Чьи братья и сестры, профессора? Кота? Кресла? Ну, да, ну, да, луча, конечно же! Но, поскольку, это фантастика, можно подумать что угодно.
Интересная зарисовка. Была бы еще симпатичнее, если бы не было китайско-корейско-японской эклектики, а был бы выдержан именно китайский колорит. Тем не менее, мир, нарисованный автором, показался, несмотря на эту гремучую смесь, вполне цельным и гармоничным.
Автор весьма изящно плетет словесный узор, иногда слишком увлекаясь этим, в ущерб логике и здравому смыслу. Я так и не понял, зачем нужно было раскрашивать бедного кота?
Здравствуйте, автор.
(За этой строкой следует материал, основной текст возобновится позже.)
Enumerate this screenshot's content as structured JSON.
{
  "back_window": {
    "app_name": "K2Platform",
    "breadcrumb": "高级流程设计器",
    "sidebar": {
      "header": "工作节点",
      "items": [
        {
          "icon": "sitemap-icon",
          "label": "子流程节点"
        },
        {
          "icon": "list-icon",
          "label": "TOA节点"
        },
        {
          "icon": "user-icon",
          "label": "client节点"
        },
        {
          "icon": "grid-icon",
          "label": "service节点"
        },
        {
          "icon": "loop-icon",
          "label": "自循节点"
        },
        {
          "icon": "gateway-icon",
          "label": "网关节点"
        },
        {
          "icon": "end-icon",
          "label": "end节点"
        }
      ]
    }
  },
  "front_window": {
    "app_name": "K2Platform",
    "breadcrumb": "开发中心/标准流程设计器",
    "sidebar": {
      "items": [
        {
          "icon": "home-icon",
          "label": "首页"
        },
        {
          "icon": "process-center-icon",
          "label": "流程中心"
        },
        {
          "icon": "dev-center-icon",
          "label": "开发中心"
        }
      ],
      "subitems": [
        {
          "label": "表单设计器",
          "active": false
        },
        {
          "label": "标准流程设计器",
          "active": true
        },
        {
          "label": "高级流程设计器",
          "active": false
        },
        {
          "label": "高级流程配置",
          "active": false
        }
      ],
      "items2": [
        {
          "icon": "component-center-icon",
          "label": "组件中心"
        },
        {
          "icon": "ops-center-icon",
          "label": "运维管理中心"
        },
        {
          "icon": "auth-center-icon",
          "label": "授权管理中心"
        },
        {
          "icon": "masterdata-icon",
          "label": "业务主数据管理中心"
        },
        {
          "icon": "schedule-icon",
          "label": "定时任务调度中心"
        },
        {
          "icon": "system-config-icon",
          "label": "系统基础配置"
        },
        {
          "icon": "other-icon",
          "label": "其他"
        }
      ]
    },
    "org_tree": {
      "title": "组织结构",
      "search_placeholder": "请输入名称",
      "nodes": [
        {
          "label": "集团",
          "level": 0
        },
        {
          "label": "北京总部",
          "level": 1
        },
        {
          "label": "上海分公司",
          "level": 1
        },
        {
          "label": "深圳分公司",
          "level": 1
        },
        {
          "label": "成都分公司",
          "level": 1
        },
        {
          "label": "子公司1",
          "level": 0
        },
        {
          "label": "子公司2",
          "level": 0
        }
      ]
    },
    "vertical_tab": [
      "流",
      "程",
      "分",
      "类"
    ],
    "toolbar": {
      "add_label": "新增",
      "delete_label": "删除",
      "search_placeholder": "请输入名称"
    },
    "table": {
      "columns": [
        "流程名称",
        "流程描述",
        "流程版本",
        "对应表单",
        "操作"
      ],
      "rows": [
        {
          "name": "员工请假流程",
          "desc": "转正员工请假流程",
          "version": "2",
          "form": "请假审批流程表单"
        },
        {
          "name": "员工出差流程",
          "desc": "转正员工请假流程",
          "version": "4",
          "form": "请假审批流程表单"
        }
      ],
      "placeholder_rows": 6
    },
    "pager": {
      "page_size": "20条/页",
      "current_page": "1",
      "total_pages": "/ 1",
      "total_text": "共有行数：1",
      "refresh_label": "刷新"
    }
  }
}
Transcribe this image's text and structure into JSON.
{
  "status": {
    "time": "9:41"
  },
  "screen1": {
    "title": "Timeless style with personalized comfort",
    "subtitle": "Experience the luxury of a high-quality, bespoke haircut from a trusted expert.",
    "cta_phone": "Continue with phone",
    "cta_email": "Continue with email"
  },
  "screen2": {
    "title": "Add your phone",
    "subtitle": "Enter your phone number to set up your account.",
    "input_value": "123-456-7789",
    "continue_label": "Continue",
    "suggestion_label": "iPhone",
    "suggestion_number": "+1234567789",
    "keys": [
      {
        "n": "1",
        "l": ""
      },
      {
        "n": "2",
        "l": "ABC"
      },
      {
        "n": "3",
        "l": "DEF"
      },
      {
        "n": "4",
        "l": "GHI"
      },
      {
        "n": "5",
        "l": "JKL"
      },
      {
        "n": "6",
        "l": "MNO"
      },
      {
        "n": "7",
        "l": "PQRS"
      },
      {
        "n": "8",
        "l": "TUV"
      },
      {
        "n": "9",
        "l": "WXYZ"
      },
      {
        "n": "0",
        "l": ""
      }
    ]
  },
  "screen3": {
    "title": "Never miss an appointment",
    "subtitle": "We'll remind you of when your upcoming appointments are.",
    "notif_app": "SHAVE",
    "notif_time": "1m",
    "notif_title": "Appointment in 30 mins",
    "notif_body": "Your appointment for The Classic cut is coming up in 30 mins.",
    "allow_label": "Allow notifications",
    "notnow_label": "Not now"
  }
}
Если позволите, несколько слов о вашей милой игрушке-зарисовке. В целом весьма уютно, убаюкивающе и очень хорошо читать на ночь: совершенно неважно, на каком месте задремлешь, потому как ничего интересного все равно не пропустишь, и даже не заметишь перехода из рассказа в сон - логика совершенно одинаковая, смесь времен и культур - тоже, и даже юмор сродни юмору сна, который утром вспоминается как полный бред, но все равно оставляет теплое и приятное ощущение. Конечно же, если рассматривать это произведение с точки зрения стилистики или хотя бы читабельности, то стоит отметить преизрядную перегруженность смысловыми повторами, словесным абажурчиками в кружавчиках и бахроме, слишком сглаженную для эпатажа и слишком лоскутную для серьезной стилизацию. Игре не хватает легкости и остроты... хотя для колыбельной, повторюсь, не хуже речей Черномырдина
Красиво, вообще очень теплый рассказ получился. И смешение эпох и стран мне понравилось, напоминает какую-то многомудрую сказку о том, что однажды произошло, например, где-то на седьмом небе. Споткнулась только на одном. Ученый муж не хотел красить кота банальными красками, чтобы любимец гадости не нализался. Зато неизвестным науке составом побрызгал с превеликим удовольствием. И даже на вкус ее не продегустировал
Очень красивая и очень китайская идея – сделать вещь непохожей на саму себя. Понравилось. Понравилась мягкая ироничность повествования, живой герой (особенно момент с котом перед камерами), образность языка (хорошее сравнение размеренного стука дождя с клепсидрой, кот – грозовая тучка тоже интересно). В минус автору: заигрываетесь с образностью (сравнение с пологом – вам уже говорили – трудно для восприятия, два образных сравнения (дряхлый нищий и горные ручьи) на одно предложение – перебор); японские элементы явно лишние в рассказе – лучше было бы выдержать в одной стилистике; несколько нелогичный кот (то снисходительный, то искренне любящий, то благоговейный); провал в стилизации в середине повествования.